II- Promana, assim, um procedimento específico, estritamente vinculado, e sem qualquer margem de discricionariedade, que apenas permite a ab-rogação do regime regra em situações perfeitamente patenteadas, ou seja, utilizando-se a formulação constante na lei, em situações “evidentes” da qual resulta que o valor de mercado é “manifestamente” superior ao VPT.
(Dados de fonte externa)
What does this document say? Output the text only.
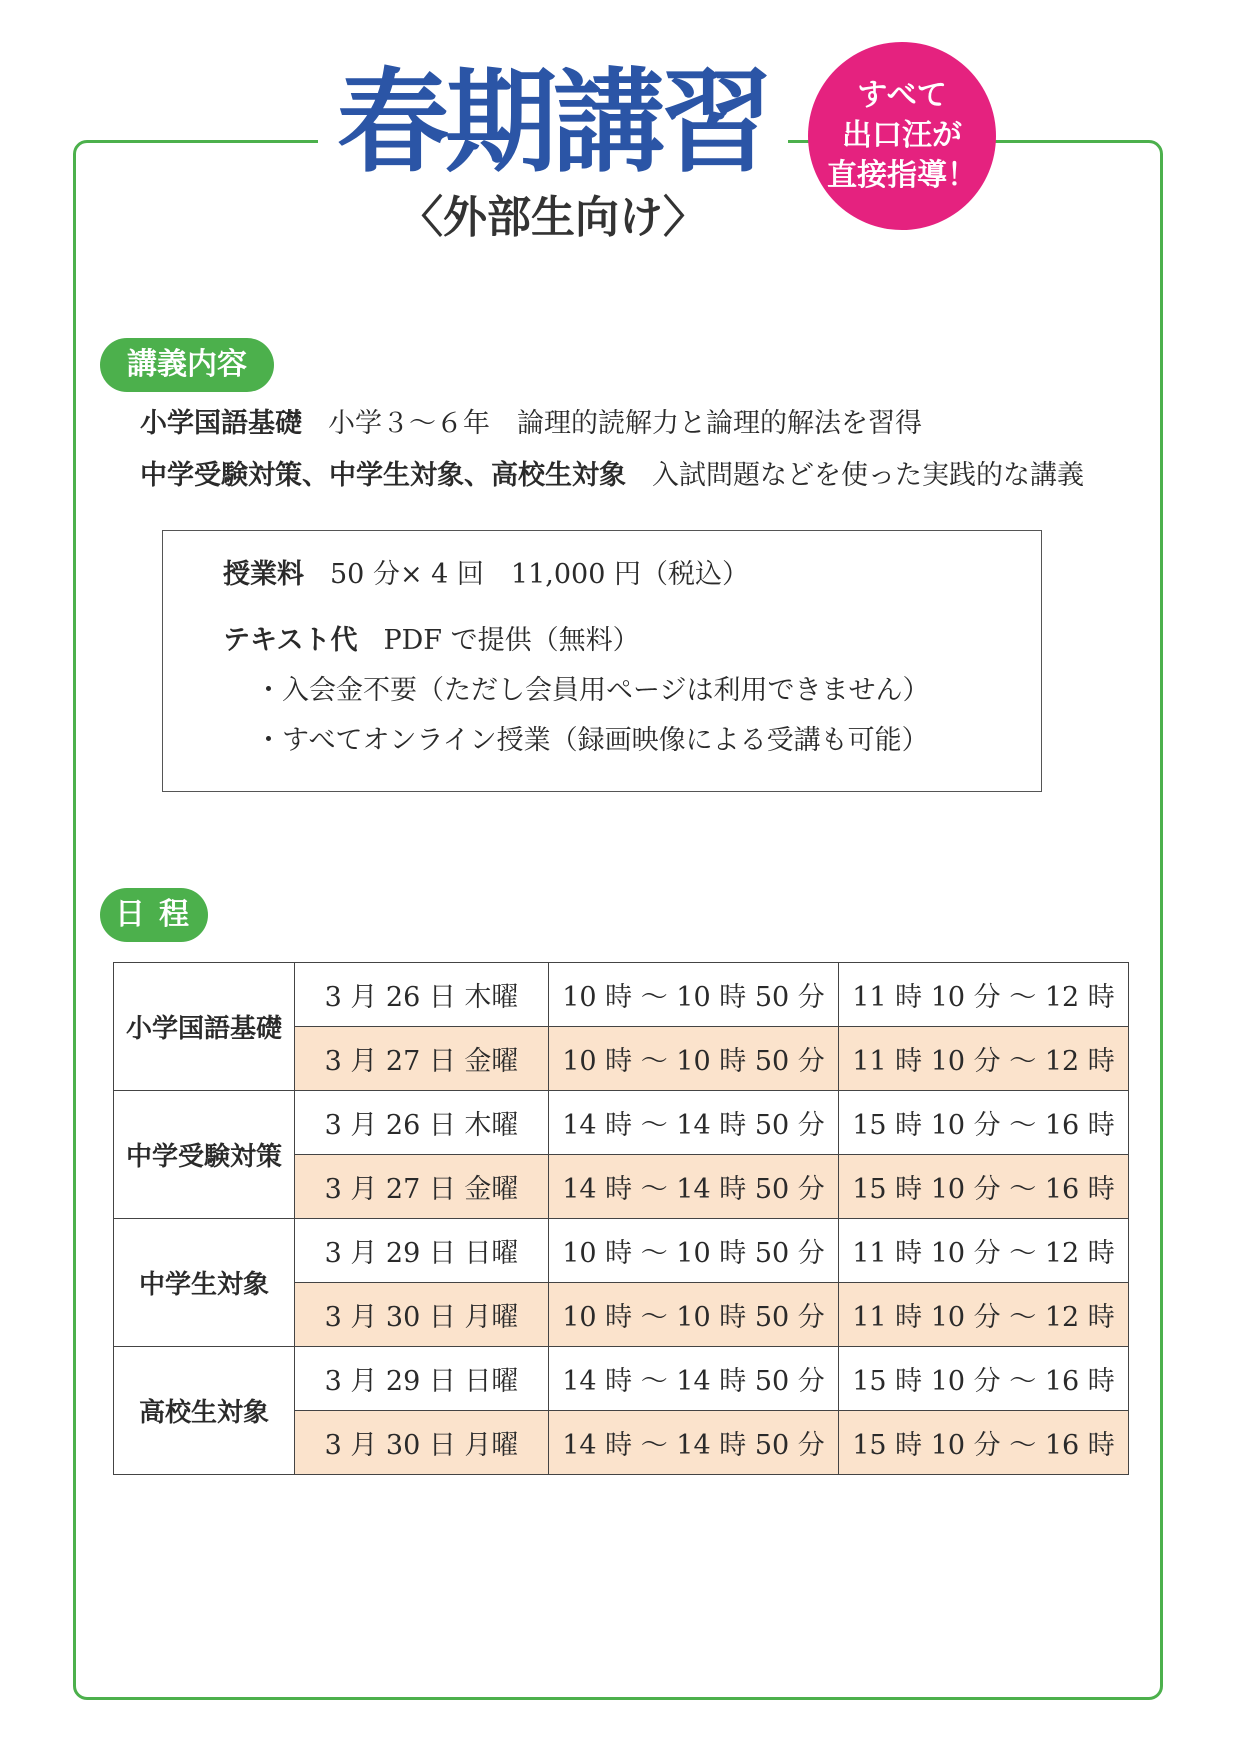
春期講習
〈外部生向け〉
すべて
出口汪が
直接指導！
講義内容
小学国語基礎 小学３～６年　論理的読解力と論理的解法を習得
中学受験対策、中学生対象、高校生対象 入試問題などを使った実践的な講義
授業料 50 分× 4 回　11,000 円（税込）
テキスト代 PDF で提供（無料）
・入会金不要（ただし会員用ページは利用できません）
・すべてオンライン授業（録画映像による受講も可能）
日程
小学国語基礎	3 月 26 日 木曜	10 時 ～ 10 時 50 分	11 時 10 分 ～ 12 時
	3 月 27 日 金曜	10 時 ～ 10 時 50 分	11 時 10 分 ～ 12 時
中学受験対策	3 月 26 日 木曜	14 時 ～ 14 時 50 分	15 時 10 分 ～ 16 時
	3 月 27 日 金曜	14 時 ～ 14 時 50 分	15 時 10 分 ～ 16 時
中学生対象	3 月 29 日 日曜	10 時 ～ 10 時 50 分	11 時 10 分 ～ 12 時
	3 月 30 日 月曜	10 時 ～ 10 時 50 分	11 時 10 分 ～ 12 時
高校生対象	3 月 29 日 日曜	14 時 ～ 14 時 50 分	15 時 10 分 ～ 16 時
	3 月 30 日 月曜	14 時 ～ 14 時 50 分	15 時 10 分 ～ 16 時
III- O Relatório de Avaliação tem fundamento na Lei nº 153/2015, de 14 de setembro, não podendo ser preterido em razão da junção de um documento “opinativo”, realizado por uma sociedade de mediação imobiliária sem credenciação para a realização de avaliações oficiais e idóneas, e sem consagração legal.
IV- A consideração da regra geral do VPT em nada pretere o princípio da proporcionalidade, porquanto o mesmo apresenta-se como uma medida adequada e necessária, tendo, ademais, no caso vertente, sido facultada a demonstração de que a consideração do VPT se encontrava, significativamente, desfasada do valor de mercado, realidade que, in casu, redundou num plano diametralmente oposto.
V- O ato reclamado, ainda que de forma sucinta, enuncia os pressupostos de facto e de direito atinentes ao efeito, convocando, expressamente, para efeitos de fundamentação do valor de venda judicial em leilão eletrónico, o artigo 248.º, nº2, do CPPT, o qual, por seu turno, remete para o consignado no artigo 250.º do CPPT, entendendo-se, por isso, que a aludida fundamentação permite percecionar que foi adotada a regra geral, na medida em que o parecer de avaliação cifrava-se em valor inferior ao VPT, logo formalmente fundamentado.